Salı, Kasım 11

Bana Bir Bomba Verin Lütfen!



Rafet, günün yorgunluğunu sırtındaki küfesinde biriktirip eve girdiğinde saat 17 sularında yelkenlerini açmış bilinmezliğe doğru gidiyordu. Kendisi de bilinmeyen bir denklemdeki x ve y gibi soru işaretleriyle doluydu. Küfesini nefretle bırakıp, yatağa doğru uzandı. Hayatın mı acımasızlığı, yatağın eskimişliği mi, midesinin açlıktan eylem yaptığından mıdır nedir bilinmez uyuyamadı. Sigara yakıp tavanı izlemeye başladı. Bir süre sonra ayağa kalktı ve camın kenarına gelip dışarıyı seyre koyuldu.  Ufuk çizgisini lime lime doğramış gökdelenlere baktı ve küfür etti. Sonrasında içinden "Bu gökdelenlerin yapımında kaç aşık işçi hüznünü sıva yaptı? Kaç işçi hayallerine beton döktü?" diye sordu kendine.  

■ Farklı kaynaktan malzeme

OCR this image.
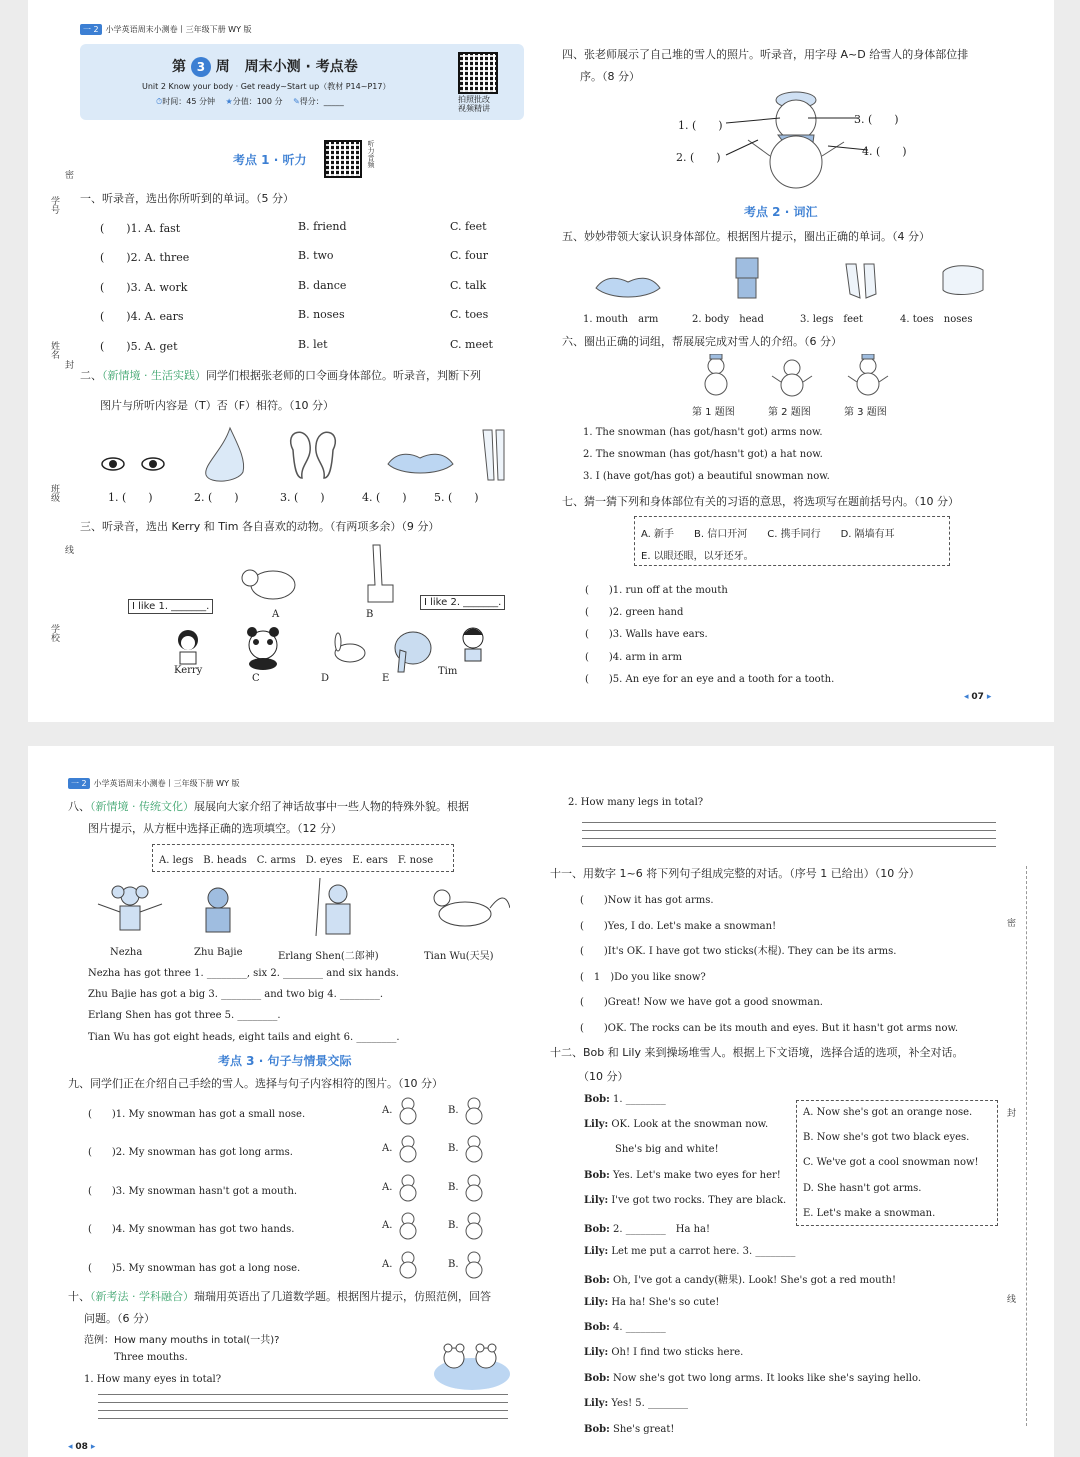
一 2 小学英语周末小测卷丨三年级下册 WY 版
第 3 周 周末小测 · 考点卷
Unit 2 Know your body · Get ready~Start up（教材 P14~P17）
⏱时间：45 分钟 ★分值：100 分 ✎得分：_____	拍照批改
视频精讲
学号
姓名
班级
学校
密
封
线
考点 1 · 听力	听力音频
一、听录音，选出你所听到的单词。（5 分）
(　　)1. A. fast	B. friend	C. feet
(　　)2. A. three	B. two	C. four
(　　)3. A. work	B. dance	C. talk
(　　)4. A. ears	B. noses	C. toes
(　　)5. A. get	B. let	C. meet
二、（新情境 · 生活实践）同学们根据张老师的口令画身体部位。听录音，判断下列
图片与所听内容是（T）否（F）相符。（10 分）
1. (　　)	2. (　　)	3. (　　)	4. (　　) 5. (　　)
三、听录音，选出 Kerry 和 Tim 各自喜欢的动物。（有两项多余）（9 分）
I like 1. _______.	I like 2. _______.
Kerry	Tim
A	B
C	D	E
四、张老师展示了自己堆的雪人的照片。听录音，用字母 A~D 给雪人的身体部位排
序。（8 分）
1. (　　)
2. (　　)
3. (　　)
4. (　　)
考点 2 · 词汇
五、妙妙带领大家认识身体部位。根据图片提示，圈出正确的单词。（4 分）
1. mouth　arm	2. body　head	3. legs　feet	4. toes　noses
六、圈出正确的词组，帮展展完成对雪人的介绍。（6 分）
第 1 题图	第 2 题图	第 3 题图
1. The snowman (has got/hasn't got) arms now.
2. The snowman (has got/hasn't got) a hat now.
3. I (have got/has got) a beautiful snowman now.
七、猜一猜下列和身体部位有关的习语的意思，将选项写在题前括号内。（10 分）
A. 新手　　B. 信口开河　　C. 携手同行　　D. 隔墙有耳
E. 以眼还眼，以牙还牙。
(　　)1. run off at the mouth
(　　)2. green hand
(　　)3. Walls have ears.
(　　)4. arm in arm
(　　)5. An eye for an eye and a tooth for a tooth.
◂ 07 ▸
一 2 小学英语周末小测卷丨三年级下册 WY 版
八、（新情境 · 传统文化）展展向大家介绍了神话故事中一些人物的特殊外貌。根据
图片提示，从方框中选择正确的选项填空。（12 分）
A. legs　B. heads　C. arms　D. eyes　E. ears　F. nose
Nezha	Zhu Bajie	Erlang Shen(二郎神)	Tian Wu(天吴)
Nezha has got three 1. ________, six 2. ________ and six hands.
Zhu Bajie has got a big 3. ________ and two big 4. ________.
Erlang Shen has got three 5. ________.
Tian Wu has got eight heads, eight tails and eight 6. ________.
考点 3 · 句子与情景交际
九、同学们正在介绍自己手绘的雪人。选择与句子内容相符的图片。（10 分）
(　　)1. My snowman has got a small nose.
(　　)2. My snowman has got long arms.
(　　)3. My snowman hasn't got a mouth.
(　　)4. My snowman has got two hands.
(　　)5. My snowman has got a long nose.
A.	B.
A.	B.
A.	B.
A.	B.
A.	B.
十、（新考法 · 学科融合）瑞瑞用英语出了几道数学题。根据图片提示，仿照范例，回答
问题。（6 分）
范例：How many mouths in total(一共)?
Three mouths.
1. How many eyes in total?
◂ 08 ▸
2. How many legs in total?
十一、用数字 1~6 将下列句子组成完整的对话。（序号 1 已给出）（10 分）
(　　)Now it has got arms.
(　　)Yes, I do. Let's make a snowman!
(　　)It's OK. I have got two sticks(木棍). They can be its arms.
(　1　)Do you like snow?
(　　)Great! Now we have got a good snowman.
(　　)OK. The rocks can be its mouth and eyes. But it hasn't got arms now.
十二、Bob 和 Lily 来到操场堆雪人。根据上下文语境，选择合适的选项，补全对话。
（10 分）
Bob: 1. ________
Lily: OK. Look at the snowman now.
She's big and white!
Bob: Yes. Let's make two eyes for her!
Lily: I've got two rocks. They are black.
Bob: 2. ________　Ha ha!
Lily: Let me put a carrot here. 3. ________
Bob: Oh, I've got a candy(糖果). Look! She's got a red mouth!
Lily: Ha ha! She's so cute!
Bob: 4. ________
Lily: Oh! I find two sticks here.
Bob: Now she's got two long arms. It looks like she's saying hello.
Lily: Yes! 5. ________
Bob: She's great!
A. Now she's got an orange nose.
B. Now she's got two black eyes.
C. We've got a cool snowman now!
D. She hasn't got arms.
E. Let's make a snowman.
密
封
线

Neden sonra evin üzerine yüklediği kasvete daha fazla dayanamayıp dışarı çıktı. Şehrin kalabalığında seyrek adımlarla yalnızlığa karıştı. Elleri cebinde uzun süre sokaklarda dolaştı. Kafasındaki düşüncelere kendini kaptırdığı sırada, av malzemeleri satan bir dükkânın önüne geldi. Bir süre vitrinde duran malzemelere baktı ve içeri girdi. 

-Merhaba
-Buyur
-Bana bir bomba verin lütfen.
-Anlamadım?
-Bana bir bomba verin lütfen. Çok değil yanlış yere yapılan bir durağı patlatacak kadar. Bana bir bomba verin ki, yanlış yerde yapılan durakta bekleyen insanlar, boşu boşuna hayal kurmasın, patlatayım orayı. Lütfen. Hemen yadırgamayın. Ben bir katil değilim. Devletin yanlış yerde beklettiği insanların hayallerini düşünecek kadar iyi niyetliyim. Devlete başkaldıracak biri değilim. Yani belki. Yani birazcık iste. Sadece yanlış yerde kurulan hayalleri kurtaracak kadar. Yani demek istediğim şu, o durağı patlatırsam hayaller hak edilen durakta doğar ve güzel bir devrim baslar. Bilmiyorum işte. Bana birazcık bomba verin. Haydi! 
-Ne diyorsun kardeşim? Ne durağı, ne bombası?  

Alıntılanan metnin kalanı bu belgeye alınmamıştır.